Session – Cloud Infrastructure and Information Security
Towards Secure and Robust Autonomy Software in Autonomous Driving
Department of Computer Science
University of California, Irvine
Irvine, CA 92617
Qi Alfred Chen is an Assistant Professor in the Department of Computer Science at the University of California, Irvine. His research interest spans software security, systems security, and network security. Currently, his research focuses on security problems in autonomous systems and IoT (e.g., autonomous driving and intelligent transportation). His major research theme is addressing security challenges through systematic problem analysis and defense designs. His research has discovered and/or addressed security problems in a wide range of systems such as autonomous driving systems, next-generation transportation systems, smartphone OSes, network protocols, DNS, GUI systems, and access control systems. These works have high impacts in both academic and industry with over 25 research papers in top-tier venues in areas ranging from security, mobile systems, transportation, software engineering, to machine learning; a nationwide USDHS US-CERT alert, and multiple CVEs; over 50 news articles by major news media such as Forbes, Fortune, and BBC News; and email acknowledgments from USDOT, Apple, Microsoft, Comcast, Daimler, etc. Chen received his Ph.D. from the University of Michigan in 2018.

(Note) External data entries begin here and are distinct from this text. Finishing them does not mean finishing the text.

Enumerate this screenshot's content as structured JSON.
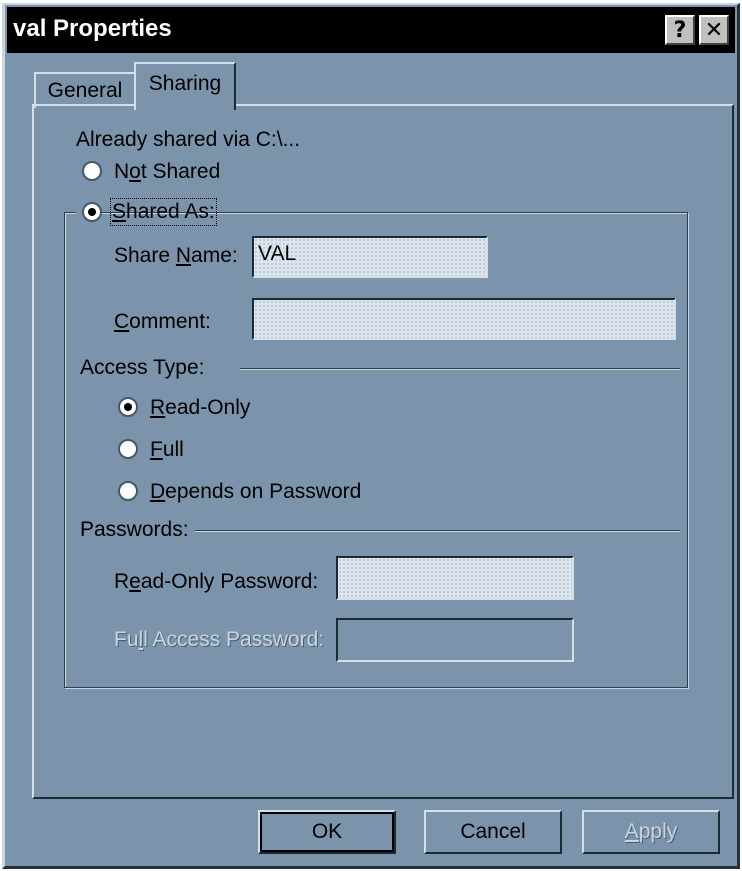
{
  "window": {
    "title": "val Properties",
    "help_glyph": "?",
    "close_glyph": "✕"
  },
  "tabs": [
    {
      "label": "General",
      "selected": false
    },
    {
      "label": "Sharing",
      "selected": true
    }
  ],
  "sharing": {
    "already_shared": "Already shared via C:\\...",
    "not_shared": {
      "pre": "N",
      "key": "o",
      "post": "t Shared",
      "checked": false
    },
    "shared_as": {
      "pre": "",
      "key": "S",
      "post": "hared As:",
      "checked": true
    },
    "share_name": {
      "pre": "Share ",
      "key": "N",
      "post": "ame:",
      "value": "VAL"
    },
    "comment": {
      "pre": "",
      "key": "C",
      "post": "omment:",
      "value": ""
    },
    "access_type_label": "Access Type:",
    "access": [
      {
        "pre": "",
        "key": "R",
        "post": "ead-Only",
        "checked": true
      },
      {
        "pre": "",
        "key": "F",
        "post": "ull",
        "checked": false
      },
      {
        "pre": "",
        "key": "D",
        "post": "epends on Password",
        "checked": false
      }
    ],
    "passwords_label": "Passwords:",
    "read_only_password": {
      "pre": "R",
      "key": "e",
      "post": "ad-Only Password:",
      "value": ""
    },
    "full_access_password": {
      "pre": "Fu",
      "key": "l",
      "post": "l Access Password:",
      "value": "",
      "disabled": true
    }
  },
  "buttons": {
    "ok": "OK",
    "cancel": "Cancel",
    "apply": {
      "key": "A",
      "post": "pply",
      "disabled": true
    }
  },
  "colors": {
    "face": "#7b94ab",
    "titlebar": "#000000",
    "highlight": "#d4dfe8",
    "shadow": "#1d2a35"
  }
}
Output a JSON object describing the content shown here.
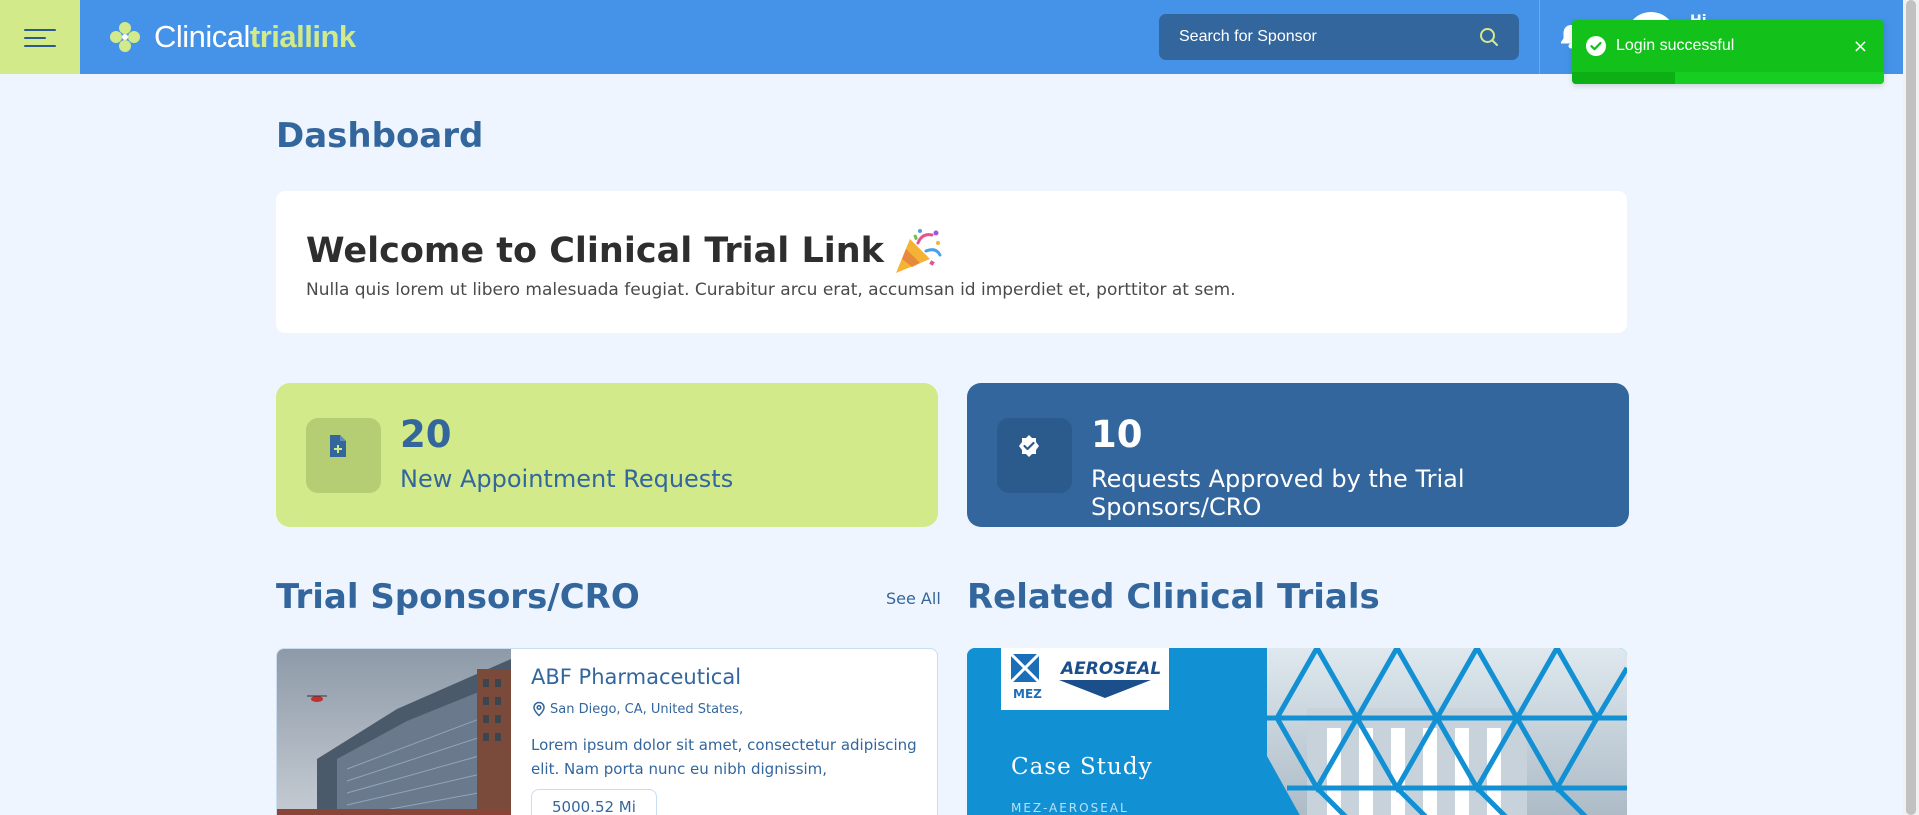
{
  "header": {
    "logo_part1": "Clinical",
    "logo_part2": "triallink",
    "search_placeholder": "Search for Sponsor",
    "greeting": "Hi"
  },
  "toast": {
    "message": "Login successful",
    "close": "×"
  },
  "page": {
    "title": "Dashboard"
  },
  "welcome": {
    "title": "Welcome to Clinical Trial Link",
    "text": "Nulla quis lorem ut libero malesuada feugiat. Curabitur arcu erat, accumsan id imperdiet et, porttitor at sem."
  },
  "stats": [
    {
      "value": "20",
      "label": "New Appointment Requests",
      "icon": "document-plus-icon"
    },
    {
      "value": "10",
      "label": "Requests Approved by the Trial Sponsors/CRO",
      "icon": "check-badge-icon"
    }
  ],
  "sponsors_section": {
    "title": "Trial Sponsors/CRO",
    "see_all": "See All",
    "card": {
      "name": "ABF Pharmaceutical",
      "location": "San Diego, CA, United States,",
      "description": "Lorem ipsum dolor sit amet, consectetur adipiscing elit. Nam porta nunc eu nibh dignissim,",
      "distance": "5000.52 Mi"
    }
  },
  "trials_section": {
    "title": "Related Clinical Trials",
    "card": {
      "brand": "AEROSEAL",
      "brand_mark": "MEZ",
      "heading": "Case Study",
      "subheading": "MEZ-AEROSEAL"
    }
  },
  "colors": {
    "topbar": "#4493e8",
    "accent_green": "#d3ea8b",
    "primary_blue": "#33669d",
    "toast_green": "#12c11a"
  }
}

Autonomous Driving (AD) technology has always been an international pursuit due to its significant benefit in driving safety, efficiency, and mobility. Over 15 years after the first DARPA Grand Challenge, its development and deployment are becoming increasingly mature and practical, with some AD vehicles already providing services on public roads (e.g., Google Waymo One in Phoenix and Baidu Apollo Go in China). In AD technology, the autonomy software stack, or the AD system, is highly security-critical: it is in charge of safety-critical driving decisions such as collision avoidance and lane keeping, and thus any security problems in it can directly impact road safety. In this talk, I will describe my recent research that initiates the first systematic effort towards understanding and addressing the security problems in production AD systems. I will be focusing on two critical modules: perception and localization, and talk about how we are able to discover novel and practical sensor/physical-world attacks that can cause end-to-end safety impacts such as crashing into obstacles or driving off road. I will conclude with our current efforts on the defense side, and also discuss future research directions.